Communications Sector

33. January 16, NetworkWorld.com – (National) Cisco warns of Unified Communications Manager heap overflow flaw. Cisco Wednesday released its first new security alert of the year: a warning that its Cisco Unified Communications Manager – formerly CallManager -- contains a heap overflow vulnerability in the Certificate Trust List that could allow a hacker to cause a denial-of-service attack or execute arbitrary code. Cisco has made available a free software fix for affected customers, and a workaround is available in its security advisory.
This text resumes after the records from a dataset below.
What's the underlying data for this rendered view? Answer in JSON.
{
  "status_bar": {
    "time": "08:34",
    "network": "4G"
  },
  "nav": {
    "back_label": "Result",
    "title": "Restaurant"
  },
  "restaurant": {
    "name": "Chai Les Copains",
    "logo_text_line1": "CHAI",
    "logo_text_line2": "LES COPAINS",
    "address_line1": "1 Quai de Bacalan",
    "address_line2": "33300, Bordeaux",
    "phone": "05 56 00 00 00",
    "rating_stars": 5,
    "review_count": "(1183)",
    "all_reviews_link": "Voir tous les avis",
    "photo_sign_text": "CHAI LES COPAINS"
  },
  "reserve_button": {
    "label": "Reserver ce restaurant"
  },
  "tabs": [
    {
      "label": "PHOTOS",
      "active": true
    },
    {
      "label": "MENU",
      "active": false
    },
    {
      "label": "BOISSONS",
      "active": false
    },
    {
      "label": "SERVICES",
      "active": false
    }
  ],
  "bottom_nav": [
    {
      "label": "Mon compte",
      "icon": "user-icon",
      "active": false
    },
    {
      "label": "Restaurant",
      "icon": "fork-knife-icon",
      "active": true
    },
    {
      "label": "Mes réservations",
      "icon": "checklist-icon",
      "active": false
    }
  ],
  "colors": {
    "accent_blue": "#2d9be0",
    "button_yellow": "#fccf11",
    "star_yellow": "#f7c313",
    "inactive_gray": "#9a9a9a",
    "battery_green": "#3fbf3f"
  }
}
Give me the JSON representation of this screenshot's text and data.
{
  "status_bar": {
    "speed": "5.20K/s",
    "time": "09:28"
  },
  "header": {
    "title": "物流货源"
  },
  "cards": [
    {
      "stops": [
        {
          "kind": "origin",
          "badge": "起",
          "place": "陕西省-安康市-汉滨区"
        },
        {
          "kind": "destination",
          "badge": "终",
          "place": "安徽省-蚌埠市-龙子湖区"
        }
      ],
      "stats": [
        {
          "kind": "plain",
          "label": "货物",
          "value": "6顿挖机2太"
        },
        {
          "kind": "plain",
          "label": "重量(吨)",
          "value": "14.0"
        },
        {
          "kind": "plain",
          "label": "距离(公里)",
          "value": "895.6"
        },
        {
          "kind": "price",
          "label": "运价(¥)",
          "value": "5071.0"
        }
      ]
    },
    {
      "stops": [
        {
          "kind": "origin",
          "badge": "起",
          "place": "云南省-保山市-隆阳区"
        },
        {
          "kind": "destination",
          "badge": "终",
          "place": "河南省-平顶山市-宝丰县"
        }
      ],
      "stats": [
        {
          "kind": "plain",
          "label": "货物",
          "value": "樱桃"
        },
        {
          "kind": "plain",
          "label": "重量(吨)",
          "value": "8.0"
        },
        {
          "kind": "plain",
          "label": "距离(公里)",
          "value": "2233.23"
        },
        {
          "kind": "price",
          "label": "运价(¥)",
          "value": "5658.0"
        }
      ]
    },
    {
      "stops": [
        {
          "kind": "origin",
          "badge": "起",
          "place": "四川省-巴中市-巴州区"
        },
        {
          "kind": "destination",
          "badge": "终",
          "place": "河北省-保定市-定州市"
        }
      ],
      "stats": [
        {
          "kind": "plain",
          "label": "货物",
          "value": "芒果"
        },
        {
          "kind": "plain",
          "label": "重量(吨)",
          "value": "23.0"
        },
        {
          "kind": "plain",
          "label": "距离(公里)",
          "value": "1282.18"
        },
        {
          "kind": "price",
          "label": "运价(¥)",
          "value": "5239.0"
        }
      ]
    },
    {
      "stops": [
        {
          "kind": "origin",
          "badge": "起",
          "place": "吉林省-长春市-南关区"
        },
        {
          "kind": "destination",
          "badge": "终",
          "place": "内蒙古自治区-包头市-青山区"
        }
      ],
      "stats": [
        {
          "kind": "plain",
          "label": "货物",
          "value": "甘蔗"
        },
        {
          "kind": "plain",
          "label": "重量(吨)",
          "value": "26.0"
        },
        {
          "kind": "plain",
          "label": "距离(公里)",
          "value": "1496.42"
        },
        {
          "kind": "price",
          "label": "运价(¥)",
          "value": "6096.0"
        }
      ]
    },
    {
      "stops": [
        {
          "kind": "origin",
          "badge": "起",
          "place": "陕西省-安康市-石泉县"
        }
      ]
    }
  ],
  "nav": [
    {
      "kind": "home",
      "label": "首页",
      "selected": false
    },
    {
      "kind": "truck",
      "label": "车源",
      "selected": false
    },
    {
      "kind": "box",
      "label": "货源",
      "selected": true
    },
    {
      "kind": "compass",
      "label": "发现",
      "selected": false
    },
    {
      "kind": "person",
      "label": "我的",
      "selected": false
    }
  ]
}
The products that are vulnerable are: Cisco Unified CallManager 4.0, Cisco Unified CallManager 4.1 Versions prior to 4.1(3)SR5c, Cisco Unified Communications Manager 4.2 Versions prior to 4.2(3) SR3, and Cisco Unified Communications Manager 4.3 Versions prior to 4.3(1) SR1. Cisco says it is not aware of any public announcements or malicious use of the vulnerability, which was reported to Cisco from TippingPoint.